Atlan tags that are assigned to the asset. Each tag should be separated by a newline within the cell, and formatted as one of:

  • Tag Name, for tags that should be directly assigned and should not be propagated
  • Tag Name>>FULL for tags that should be directly assigned to the asset and propagated down their hierarchy and through lineage
  • Tag Name>>HIERARCHY_ONLY for tags that should be directly assigned to the asset and only be propagated down their hierarchy (not through lineage)
  • Tag Name<<PROPAGATED for tags that have been propagated to the asset.

    Propagated tags will be ignored on import

    Any tag marked propagated (Tag Name<<PROPAGATED) will be ignored by an import. Only those tags that are directly applied will be imported, though of course any tags applied up-hierarchy or upstream that are marked to propagate will still propagate accordingly.
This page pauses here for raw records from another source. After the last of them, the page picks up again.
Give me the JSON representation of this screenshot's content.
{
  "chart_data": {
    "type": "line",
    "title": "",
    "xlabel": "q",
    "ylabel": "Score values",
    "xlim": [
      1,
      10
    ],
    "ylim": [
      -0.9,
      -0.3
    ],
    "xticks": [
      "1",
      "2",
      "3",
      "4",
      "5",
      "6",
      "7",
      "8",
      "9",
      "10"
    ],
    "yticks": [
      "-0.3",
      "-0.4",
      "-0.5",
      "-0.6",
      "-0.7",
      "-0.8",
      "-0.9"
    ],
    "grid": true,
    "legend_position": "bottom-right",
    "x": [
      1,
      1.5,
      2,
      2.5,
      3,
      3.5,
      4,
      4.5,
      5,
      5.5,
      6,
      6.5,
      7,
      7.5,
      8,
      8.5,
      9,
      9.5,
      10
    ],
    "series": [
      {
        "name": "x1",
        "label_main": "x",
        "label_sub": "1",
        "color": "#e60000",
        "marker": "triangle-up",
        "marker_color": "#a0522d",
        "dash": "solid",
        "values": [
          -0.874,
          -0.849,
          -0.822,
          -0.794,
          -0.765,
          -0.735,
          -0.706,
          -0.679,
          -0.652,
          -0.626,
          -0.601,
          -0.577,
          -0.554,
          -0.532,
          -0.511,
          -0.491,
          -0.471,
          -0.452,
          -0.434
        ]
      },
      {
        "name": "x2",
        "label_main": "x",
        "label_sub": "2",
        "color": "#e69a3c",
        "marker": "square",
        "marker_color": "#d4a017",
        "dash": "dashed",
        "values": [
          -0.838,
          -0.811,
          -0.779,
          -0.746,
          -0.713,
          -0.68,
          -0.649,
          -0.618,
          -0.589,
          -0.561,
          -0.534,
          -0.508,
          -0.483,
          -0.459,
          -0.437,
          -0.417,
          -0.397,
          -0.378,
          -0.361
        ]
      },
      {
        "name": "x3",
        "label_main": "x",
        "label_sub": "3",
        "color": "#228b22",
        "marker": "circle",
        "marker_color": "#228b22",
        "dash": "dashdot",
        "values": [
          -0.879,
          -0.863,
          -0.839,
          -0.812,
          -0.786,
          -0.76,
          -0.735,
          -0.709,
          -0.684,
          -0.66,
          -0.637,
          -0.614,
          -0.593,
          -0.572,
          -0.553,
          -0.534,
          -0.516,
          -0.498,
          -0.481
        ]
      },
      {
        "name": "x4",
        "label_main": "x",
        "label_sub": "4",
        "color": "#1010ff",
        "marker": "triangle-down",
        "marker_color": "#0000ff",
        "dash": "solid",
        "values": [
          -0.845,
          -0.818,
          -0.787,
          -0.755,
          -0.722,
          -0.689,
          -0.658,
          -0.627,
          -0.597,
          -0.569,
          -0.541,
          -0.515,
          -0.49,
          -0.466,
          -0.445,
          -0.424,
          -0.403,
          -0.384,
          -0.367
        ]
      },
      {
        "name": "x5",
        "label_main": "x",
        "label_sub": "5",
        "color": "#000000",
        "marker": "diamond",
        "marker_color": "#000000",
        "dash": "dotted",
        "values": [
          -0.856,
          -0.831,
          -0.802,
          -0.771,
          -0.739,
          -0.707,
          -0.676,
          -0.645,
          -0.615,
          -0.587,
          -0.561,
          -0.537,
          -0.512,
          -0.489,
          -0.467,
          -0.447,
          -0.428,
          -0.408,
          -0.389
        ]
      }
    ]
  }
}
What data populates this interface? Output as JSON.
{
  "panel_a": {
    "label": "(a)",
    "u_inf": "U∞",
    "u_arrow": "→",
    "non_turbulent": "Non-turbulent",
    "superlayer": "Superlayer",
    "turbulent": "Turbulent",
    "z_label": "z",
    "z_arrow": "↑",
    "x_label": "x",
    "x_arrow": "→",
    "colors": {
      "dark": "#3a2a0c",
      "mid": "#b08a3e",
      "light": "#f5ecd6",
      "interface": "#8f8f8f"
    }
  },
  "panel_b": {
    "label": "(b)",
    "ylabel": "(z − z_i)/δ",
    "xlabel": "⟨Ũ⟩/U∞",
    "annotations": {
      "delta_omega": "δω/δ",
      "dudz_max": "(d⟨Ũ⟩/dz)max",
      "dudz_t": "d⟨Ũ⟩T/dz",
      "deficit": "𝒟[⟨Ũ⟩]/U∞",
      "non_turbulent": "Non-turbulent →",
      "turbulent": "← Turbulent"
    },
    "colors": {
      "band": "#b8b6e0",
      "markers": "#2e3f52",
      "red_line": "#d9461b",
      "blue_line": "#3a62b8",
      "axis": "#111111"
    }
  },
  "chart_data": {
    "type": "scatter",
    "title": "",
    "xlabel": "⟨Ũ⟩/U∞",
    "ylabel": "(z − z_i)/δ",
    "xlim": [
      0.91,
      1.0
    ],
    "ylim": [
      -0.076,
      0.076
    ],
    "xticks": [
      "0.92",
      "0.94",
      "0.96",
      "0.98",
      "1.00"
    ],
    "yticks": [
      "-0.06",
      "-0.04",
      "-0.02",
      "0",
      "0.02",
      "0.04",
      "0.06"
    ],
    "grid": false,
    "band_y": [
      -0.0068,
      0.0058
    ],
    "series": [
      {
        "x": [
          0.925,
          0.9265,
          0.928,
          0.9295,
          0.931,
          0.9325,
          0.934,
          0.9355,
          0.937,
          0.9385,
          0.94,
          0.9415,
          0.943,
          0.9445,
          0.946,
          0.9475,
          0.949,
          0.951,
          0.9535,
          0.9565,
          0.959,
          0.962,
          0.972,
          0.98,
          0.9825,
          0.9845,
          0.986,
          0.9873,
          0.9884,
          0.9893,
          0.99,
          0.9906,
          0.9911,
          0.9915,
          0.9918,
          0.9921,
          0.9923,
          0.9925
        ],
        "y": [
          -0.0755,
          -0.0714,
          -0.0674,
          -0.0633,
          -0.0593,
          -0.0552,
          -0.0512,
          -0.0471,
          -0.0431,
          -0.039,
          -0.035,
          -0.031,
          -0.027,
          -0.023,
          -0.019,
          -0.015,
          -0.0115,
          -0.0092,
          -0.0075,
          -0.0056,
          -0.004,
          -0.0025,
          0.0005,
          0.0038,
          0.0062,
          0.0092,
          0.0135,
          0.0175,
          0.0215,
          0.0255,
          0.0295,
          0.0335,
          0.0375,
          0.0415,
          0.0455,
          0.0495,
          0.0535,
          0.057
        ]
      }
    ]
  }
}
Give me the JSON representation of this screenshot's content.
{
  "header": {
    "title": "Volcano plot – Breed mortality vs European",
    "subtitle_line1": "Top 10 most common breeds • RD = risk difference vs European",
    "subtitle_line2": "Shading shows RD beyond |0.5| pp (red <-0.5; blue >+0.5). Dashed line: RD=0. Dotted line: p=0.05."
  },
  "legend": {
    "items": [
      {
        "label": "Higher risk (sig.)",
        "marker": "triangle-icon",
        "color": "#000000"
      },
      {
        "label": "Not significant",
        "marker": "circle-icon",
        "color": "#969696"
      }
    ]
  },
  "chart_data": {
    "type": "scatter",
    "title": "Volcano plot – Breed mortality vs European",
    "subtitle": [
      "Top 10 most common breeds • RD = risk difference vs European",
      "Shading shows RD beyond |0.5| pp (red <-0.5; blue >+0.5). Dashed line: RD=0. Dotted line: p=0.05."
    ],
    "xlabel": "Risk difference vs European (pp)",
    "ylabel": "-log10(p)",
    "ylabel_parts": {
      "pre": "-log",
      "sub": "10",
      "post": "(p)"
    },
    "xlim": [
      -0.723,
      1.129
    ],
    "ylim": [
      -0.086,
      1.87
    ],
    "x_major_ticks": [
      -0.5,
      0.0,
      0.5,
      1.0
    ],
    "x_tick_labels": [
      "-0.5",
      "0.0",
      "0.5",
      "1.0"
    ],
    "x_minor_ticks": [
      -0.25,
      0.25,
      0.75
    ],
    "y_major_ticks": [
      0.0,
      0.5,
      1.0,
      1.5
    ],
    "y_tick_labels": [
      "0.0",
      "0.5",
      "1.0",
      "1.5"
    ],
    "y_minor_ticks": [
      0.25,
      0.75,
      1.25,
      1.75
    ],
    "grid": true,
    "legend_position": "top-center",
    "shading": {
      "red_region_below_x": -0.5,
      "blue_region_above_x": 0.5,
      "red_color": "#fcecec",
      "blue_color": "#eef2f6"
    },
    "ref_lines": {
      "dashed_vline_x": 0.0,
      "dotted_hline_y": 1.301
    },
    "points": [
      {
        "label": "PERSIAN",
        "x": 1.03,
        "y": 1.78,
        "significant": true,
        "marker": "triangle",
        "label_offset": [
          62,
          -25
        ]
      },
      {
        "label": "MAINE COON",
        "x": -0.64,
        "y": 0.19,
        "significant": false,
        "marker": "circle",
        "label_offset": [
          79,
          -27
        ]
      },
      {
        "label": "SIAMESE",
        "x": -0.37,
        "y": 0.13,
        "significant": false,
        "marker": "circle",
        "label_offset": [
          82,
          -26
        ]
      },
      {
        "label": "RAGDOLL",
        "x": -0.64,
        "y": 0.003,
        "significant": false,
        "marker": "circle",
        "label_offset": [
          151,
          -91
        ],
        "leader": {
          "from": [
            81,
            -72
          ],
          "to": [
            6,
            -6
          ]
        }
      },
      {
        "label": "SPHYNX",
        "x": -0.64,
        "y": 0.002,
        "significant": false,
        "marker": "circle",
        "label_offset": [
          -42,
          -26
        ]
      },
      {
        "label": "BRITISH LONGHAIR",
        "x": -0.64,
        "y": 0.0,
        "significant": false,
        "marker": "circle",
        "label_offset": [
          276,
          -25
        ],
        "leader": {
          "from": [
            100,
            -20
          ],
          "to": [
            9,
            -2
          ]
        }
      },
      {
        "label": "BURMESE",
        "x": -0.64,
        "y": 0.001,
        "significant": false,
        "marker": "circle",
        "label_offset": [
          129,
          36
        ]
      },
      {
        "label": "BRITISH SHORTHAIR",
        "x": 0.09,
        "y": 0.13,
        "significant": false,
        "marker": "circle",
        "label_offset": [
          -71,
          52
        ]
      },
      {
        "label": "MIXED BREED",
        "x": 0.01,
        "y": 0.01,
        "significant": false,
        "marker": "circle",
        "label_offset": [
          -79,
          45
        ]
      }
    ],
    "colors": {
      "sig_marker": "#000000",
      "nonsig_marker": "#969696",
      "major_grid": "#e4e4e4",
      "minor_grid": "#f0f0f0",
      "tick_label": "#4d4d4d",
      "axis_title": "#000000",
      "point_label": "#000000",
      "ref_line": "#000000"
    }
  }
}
List of resources (links) assigned to the asset. Each link should be separated by a newline within the cell, and formatted as embedded JSON:

{"name":"linkName","link":"https://www.example.com"}

readme

Richly-formatted, detailed documentation for the asset. This should be an HTML-formatted string containing everything that would be inside <body></body>, without the <body></body> wrapping.

starredDetailsList

Details about users who have starred the asset. Each starred asset detail entry should be separated by a newline within the cell, and formatted as embedded JSON:

{"assetStarredBy":"someone","assetStarredAt":1698769268966}

{{CM}}::{{Attribute}}

Values for any custom metadata. You simply need to name the column after the custom metadata and attribute name. For example, if the custom metadata is RACI and the attribute is Responsible, the column name must be RACI::Responsible. The values for the column follow the same rules as above: for multiple values use an in-cell newline to delimit them.

How it works

Reads from the CSV file and creates a number of parallel batches for submitting the updates in several passes:

  1. The first pass preprocesses certain information in the CSV file, for example: the parent paths of fields (to determine their level), counts of children objects (fields per hierarchy, hierarchies per dimension, etc), and so on.
  2. The second pass will create and update assets themselves, noting any related assets (like links and READMEs) that may also need to be updated, created, or deleted.
  3. The third pass will load the related assets' and process any deletions of related assets.
  4. Finally, if configured to run as a Full replacement for delta handling, will compare the last loaded file into this cube with the latest provided input file to determine any assets to delete.
  5. Will then delete any such assets.